On too many occasions since baseball returned to the nation’s capital, Nats fans have been unfairly maligned for our supposed misdeeds. We’ve been publicly shamed by announcers of opposing teams, ripped by local and national media, and sometimes even attacked by our own for not being appropriately fanatical. Whether it was the unfortunate sight of thousands leaving early during a bitterly cold, 18-inning playoff debacle, or our (perfectly fine) attendance numbers, too often our fan base has been called out both here and around the baseball world.
But there is one long-standing criticism that isn’t entirely unfair. Try as we might, the energy level at Nationals Park often seems subdued. It’s a problem even Mike Rizzo can’t solve. Despite four division titles in six seasons, the second most wins in baseball since 2012, and maybe the best all-around Nats team since baseball returned to D.C., Nats Park still lacks punch on some game nights.
Stories about fan apathy in D.C. have grown tiresome over the years. But with the NLDS beginning here Friday night, it’s time Nats fans got a little crazy and ended this narrative once and for all.
Though some fans have tried their best, and certain sections are certainly more energetic than others, Nats Park has lacked the vibe of other big-time stadiums. Even Dusty Baker has taken note.
After a win earlier this season, Baker lamented: “I just wish … that we’d have a little more noise and energy in the ballpark, and that really helps us out, especially when you’re home, because when we’re on the road there is plenty of noise on the other side.”
According to Baker, others in the organization have complained as well. “Some of the guys on the team wish our fans were a little more boisterous and crazy,” he’s admitted, “a little bit like we see at different stadiums on the road.”
Few would deny this team has the pieces to do something special this October, but if we really want to see the Nats finally break through, the least we can do as fans is honor Dusty’s request. Nats Park will be sold out for every playoff game, and certainly there’s going to be plenty of excitement facing the defending World Series champs. But it’s time we gave our best effort as fans, too.
This isn’t advice for the die-hards; they already know what to do. But for those casual fans lucky enough to secure tickets: put the phones down, be into every pitch, cheer as loud as you can — basically just do the opposite of Marlins Man. Make noise — not just for the first and last outs of the game, but for every key sequence in between. Make it a general rule: If your arms aren’t tired and voice isn’t a little hoarse after a game, you didn’t try hard enough.

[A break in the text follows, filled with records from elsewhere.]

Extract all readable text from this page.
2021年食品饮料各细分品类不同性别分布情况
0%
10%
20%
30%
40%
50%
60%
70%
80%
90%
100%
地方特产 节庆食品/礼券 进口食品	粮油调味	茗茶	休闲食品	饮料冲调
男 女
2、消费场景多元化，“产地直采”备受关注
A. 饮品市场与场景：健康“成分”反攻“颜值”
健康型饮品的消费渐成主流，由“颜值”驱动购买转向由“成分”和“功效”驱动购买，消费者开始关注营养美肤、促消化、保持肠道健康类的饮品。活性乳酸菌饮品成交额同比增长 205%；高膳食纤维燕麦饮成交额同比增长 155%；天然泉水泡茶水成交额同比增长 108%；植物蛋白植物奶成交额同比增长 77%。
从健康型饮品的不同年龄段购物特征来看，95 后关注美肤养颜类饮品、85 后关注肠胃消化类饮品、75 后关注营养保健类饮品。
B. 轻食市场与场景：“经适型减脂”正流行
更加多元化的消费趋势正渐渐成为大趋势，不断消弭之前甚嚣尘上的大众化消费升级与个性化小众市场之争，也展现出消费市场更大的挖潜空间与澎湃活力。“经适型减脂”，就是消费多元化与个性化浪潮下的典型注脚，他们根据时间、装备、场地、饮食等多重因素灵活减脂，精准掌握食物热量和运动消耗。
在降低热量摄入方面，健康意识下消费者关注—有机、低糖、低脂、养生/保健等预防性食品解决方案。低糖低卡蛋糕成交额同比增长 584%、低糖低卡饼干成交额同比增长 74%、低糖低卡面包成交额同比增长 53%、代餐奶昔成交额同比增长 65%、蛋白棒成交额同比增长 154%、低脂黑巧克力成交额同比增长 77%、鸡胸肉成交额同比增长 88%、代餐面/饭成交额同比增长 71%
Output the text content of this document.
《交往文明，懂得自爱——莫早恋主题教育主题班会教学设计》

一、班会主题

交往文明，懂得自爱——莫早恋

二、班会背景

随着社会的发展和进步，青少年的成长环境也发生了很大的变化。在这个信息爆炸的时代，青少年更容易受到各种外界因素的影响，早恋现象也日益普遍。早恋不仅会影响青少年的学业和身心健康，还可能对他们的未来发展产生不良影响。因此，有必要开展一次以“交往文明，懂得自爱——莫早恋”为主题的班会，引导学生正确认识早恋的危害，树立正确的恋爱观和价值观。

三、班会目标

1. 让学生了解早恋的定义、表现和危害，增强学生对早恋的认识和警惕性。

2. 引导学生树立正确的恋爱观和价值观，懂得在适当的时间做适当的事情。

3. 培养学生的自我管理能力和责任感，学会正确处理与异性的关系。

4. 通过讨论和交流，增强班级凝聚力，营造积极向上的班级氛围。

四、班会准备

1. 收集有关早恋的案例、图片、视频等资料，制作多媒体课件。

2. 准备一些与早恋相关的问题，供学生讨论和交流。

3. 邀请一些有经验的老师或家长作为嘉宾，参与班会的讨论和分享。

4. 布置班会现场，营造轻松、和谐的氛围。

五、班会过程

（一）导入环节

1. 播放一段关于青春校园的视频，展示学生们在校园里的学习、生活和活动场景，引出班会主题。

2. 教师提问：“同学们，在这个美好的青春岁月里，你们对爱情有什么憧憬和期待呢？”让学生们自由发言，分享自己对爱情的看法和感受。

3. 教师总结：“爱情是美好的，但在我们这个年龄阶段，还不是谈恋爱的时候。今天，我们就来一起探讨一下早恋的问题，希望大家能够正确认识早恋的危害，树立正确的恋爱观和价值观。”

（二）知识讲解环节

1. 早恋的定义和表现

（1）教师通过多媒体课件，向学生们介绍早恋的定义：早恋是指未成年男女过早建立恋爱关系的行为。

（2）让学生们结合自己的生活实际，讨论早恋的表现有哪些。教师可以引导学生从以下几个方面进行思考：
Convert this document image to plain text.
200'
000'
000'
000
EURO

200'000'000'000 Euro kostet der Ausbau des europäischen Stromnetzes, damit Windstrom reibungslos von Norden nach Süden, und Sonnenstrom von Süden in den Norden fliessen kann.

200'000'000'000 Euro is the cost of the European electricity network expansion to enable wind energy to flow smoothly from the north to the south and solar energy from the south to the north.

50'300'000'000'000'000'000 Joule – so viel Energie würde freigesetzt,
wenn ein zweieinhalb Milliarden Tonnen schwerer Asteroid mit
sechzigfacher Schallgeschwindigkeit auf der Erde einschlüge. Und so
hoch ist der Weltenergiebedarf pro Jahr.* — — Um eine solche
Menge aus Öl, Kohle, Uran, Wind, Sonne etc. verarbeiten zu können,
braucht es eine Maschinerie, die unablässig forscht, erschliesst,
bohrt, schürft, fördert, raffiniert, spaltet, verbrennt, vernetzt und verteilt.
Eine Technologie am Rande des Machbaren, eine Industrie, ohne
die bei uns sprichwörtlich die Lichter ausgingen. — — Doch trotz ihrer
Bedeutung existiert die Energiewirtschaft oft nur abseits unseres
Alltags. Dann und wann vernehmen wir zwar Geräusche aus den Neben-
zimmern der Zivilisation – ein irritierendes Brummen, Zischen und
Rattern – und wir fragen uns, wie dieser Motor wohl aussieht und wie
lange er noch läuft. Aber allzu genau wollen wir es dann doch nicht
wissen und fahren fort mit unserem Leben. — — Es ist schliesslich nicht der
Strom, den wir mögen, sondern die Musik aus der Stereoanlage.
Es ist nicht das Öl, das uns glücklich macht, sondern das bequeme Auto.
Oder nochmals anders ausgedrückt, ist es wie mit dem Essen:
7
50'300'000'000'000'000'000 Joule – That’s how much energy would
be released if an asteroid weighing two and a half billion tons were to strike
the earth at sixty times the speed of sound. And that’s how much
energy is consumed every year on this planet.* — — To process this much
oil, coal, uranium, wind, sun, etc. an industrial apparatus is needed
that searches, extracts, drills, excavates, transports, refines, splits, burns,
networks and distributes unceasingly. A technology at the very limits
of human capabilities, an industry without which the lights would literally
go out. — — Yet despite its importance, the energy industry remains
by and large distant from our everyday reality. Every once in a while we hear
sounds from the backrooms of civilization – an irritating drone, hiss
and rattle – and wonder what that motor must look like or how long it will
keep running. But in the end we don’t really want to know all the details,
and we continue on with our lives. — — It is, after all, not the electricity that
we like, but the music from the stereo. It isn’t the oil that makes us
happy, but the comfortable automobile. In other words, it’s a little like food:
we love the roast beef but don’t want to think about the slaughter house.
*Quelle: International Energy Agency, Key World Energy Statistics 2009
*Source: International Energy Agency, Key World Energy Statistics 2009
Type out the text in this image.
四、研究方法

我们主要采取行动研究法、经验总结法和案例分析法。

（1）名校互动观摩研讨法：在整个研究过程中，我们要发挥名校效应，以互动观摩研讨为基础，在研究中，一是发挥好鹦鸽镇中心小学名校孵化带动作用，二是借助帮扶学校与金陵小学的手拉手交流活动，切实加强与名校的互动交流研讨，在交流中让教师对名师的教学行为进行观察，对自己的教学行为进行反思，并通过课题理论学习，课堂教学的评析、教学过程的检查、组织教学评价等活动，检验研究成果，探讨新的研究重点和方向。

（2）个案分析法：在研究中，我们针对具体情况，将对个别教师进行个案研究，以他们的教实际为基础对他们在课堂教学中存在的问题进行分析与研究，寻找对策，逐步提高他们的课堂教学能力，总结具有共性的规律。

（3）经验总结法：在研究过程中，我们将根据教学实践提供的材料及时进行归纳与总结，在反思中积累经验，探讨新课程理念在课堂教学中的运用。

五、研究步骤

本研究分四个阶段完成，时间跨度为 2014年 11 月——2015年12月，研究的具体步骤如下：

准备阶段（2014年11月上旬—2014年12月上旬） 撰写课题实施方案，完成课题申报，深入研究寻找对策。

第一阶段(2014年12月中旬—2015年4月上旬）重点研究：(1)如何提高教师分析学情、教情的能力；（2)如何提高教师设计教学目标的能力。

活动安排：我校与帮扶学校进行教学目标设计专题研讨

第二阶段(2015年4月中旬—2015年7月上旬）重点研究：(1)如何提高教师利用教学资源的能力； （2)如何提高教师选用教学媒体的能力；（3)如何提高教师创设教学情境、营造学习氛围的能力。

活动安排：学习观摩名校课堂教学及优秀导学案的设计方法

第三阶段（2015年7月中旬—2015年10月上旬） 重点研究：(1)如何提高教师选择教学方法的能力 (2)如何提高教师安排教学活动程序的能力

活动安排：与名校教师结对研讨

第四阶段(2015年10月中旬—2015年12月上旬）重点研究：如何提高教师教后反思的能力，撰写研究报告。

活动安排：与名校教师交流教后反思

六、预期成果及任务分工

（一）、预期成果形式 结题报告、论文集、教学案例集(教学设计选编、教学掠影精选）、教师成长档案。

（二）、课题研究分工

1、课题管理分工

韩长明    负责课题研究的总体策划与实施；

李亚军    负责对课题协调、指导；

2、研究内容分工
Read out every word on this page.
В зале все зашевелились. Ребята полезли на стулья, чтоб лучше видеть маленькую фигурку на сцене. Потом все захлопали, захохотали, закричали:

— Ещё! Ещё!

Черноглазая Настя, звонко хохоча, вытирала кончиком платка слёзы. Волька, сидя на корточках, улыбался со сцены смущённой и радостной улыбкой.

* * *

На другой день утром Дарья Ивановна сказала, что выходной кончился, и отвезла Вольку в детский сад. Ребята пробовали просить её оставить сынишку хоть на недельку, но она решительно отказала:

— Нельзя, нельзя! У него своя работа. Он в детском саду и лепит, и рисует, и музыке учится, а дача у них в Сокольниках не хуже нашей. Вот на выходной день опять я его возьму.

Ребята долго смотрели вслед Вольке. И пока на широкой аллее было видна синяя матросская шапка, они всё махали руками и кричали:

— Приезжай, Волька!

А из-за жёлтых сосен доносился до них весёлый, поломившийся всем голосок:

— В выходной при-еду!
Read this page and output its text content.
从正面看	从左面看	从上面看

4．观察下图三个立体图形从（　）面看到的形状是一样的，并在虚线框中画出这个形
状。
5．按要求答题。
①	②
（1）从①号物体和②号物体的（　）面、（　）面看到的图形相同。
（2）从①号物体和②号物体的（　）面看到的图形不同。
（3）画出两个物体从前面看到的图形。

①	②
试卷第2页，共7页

For some folks, standing the whole game isn’t in the cards. That’s fine. But dressing in red, screaming and clapping and chanting and waving towels — is that really too much to ask? It’s going to take a total team effort if the Nats are going to break through this postseason. Players, coaches, and yes, fans.
Nats Park will undoubtedly be a great atmosphere in the playoffs, but lets make this the start of a new era for our fan base. After Game 1 of last year’s NLDS, Baker said, “wish it was like that every day. It’s only like that every day in a few places, and I loved the sea of red, a lot more red than blue, and it made us feel good.” Dusty is right, it should be like that every day, and it can be.
There were encouraging signs last weekend. Loud chants for Jayson Werth and even Victor Robles rained down all the way from the Red Porch to the Diamond Club. The energy level was at a season high, despite less than capacity crowds in the meaningless final series of the year. During a pair of losses Friday and Saturday, fans erupted often, one boisterous standing ovation after another. If fans were practicing for the postseason, we looked to be in mid-October form.
That’s what it should always be like for a perennially winning team that owns their division. It took 34 years to finally get a team back in D.C.; now it’s time we act like we deserve it.
Rudy Gersten is a Washington native.